Friday, hundreds of outraged girls and women, among them prominent politicians, protested the attacks while wearing pants or miniskirts and T-shirts emblazoned with such slogans as: "Real men don't harass women." A recording of Bob Marley's "No Woman, No Cry" got a loud cheer when it was played during the protest. Men also took part.
"Some of us have spent our entire life fighting for the freedom of women," Vice President Joyce Banda told the protesters. "It's shocking some men want to take us back to bondage."
During Banda's 1963-1994 dictatorship, women in Malawi were banned from wearing pants and short skirts. Banda lost power in the country's first multiparty election in 1994 and died three years later.
"Life President" Banda led the nation to independence from Britain, only to impose an oppressive rule. Whims that reflected a puritanical streak were law. The U.S.-trained physician and former Presbyterian church elder, himself always attired in a dark suit and Homburg hat, also banned long hair on men.
"We fought for a repeal of these laws," Ngeyi Kanyongolo, a law professor, said at Friday's protests. "Women dressed in trousers or miniskirts is a display of the freedom of expression."
While Banda is gone, strains of conservatism remain in the impoverished, largely rural nation. Some of the street vendors who have attacked women in recent days claimed it was un-Malawian to dress in miniskirts and pants. Some said it was a sign of loose morals or prostitution.
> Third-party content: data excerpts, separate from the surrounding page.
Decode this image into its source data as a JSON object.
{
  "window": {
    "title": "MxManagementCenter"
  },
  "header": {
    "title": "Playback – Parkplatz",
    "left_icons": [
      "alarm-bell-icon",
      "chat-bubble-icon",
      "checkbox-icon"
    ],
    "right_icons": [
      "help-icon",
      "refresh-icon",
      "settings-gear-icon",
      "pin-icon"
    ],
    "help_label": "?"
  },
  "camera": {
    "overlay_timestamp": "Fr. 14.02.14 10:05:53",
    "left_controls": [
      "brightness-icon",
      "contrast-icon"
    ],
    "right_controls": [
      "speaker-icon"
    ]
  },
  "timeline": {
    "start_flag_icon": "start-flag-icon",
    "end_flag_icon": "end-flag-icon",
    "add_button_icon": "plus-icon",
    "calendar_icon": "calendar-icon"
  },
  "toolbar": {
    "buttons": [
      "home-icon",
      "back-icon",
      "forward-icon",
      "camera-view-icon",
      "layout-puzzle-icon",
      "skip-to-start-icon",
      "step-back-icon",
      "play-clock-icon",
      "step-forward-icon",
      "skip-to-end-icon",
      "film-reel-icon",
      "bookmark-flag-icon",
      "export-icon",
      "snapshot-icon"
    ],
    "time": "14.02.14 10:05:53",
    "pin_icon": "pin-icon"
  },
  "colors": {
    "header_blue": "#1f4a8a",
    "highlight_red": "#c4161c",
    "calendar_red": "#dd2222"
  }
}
The attacks took on such importance, President Bingu wa Mutharika went on state television and radio on the eve of the protest to assure women they were free to wear what they want.
Other African nations, including South Africa, have seen similar attacks and harassment of women. Last year, women and men held "SlutWalks" in South Africa, joining an international campaign against the notion that a woman's appearance can excuse attacks. "SlutWalks" originated in Toronto, Canada, where they were sparked by a police officer's remark that women could avoid being raped by not dressing like "sluts."
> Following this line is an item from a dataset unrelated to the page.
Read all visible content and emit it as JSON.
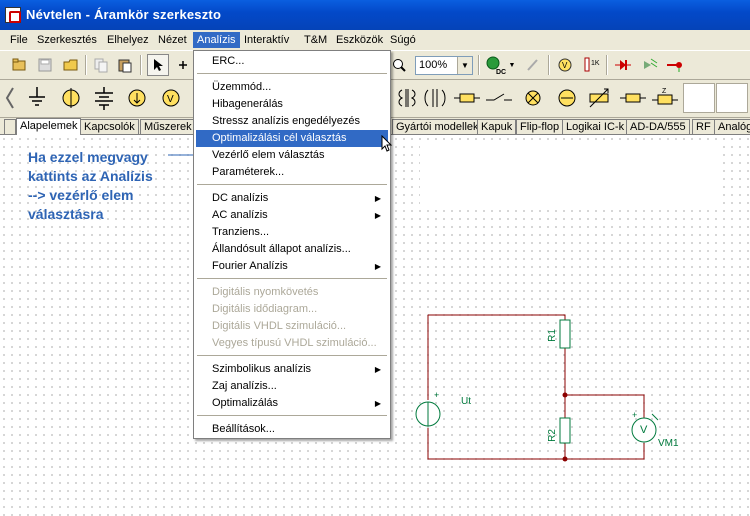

In Malawi Friday, protesters also wore T-shirts with the slogan: "Vendor: Today, I bought from you, tomorrow, you undress me?" Street children and vendors have been accused of carrying out the attacks.
The president ordered police to arrest anyone who attacks women wearing pants or miniskirts. Police had already made 15 arrests.
"Women who want to wear trousers should do so as you will be protected from thugs, vendors and terrorists," the president said in a local language, Chichewa. "I will not allow anyone to wake up and go on the streets and start undressing women and girls wearing trousers because that is criminal."
Vice President Banda has speculated the attacks were the result of economic woes in a country that is currently racked by shortages of fuel and foreign currency.
"There is so much suffering that people have decided to vent their frustrations on each other," she told reporters.
A vendors' representative at Friday's protest, Innocent Mussa, was booed off the stage. Mussa insisted those who were harassing women were not true vendors.
"I'm ashamed to be associated with the stripping naked of innocent women," he said. "Those were acts of thugs because a true vendor would want to sell his wares to women, he can't be harassing potential customers."
Mussa blamed the harassment on unemployed young people.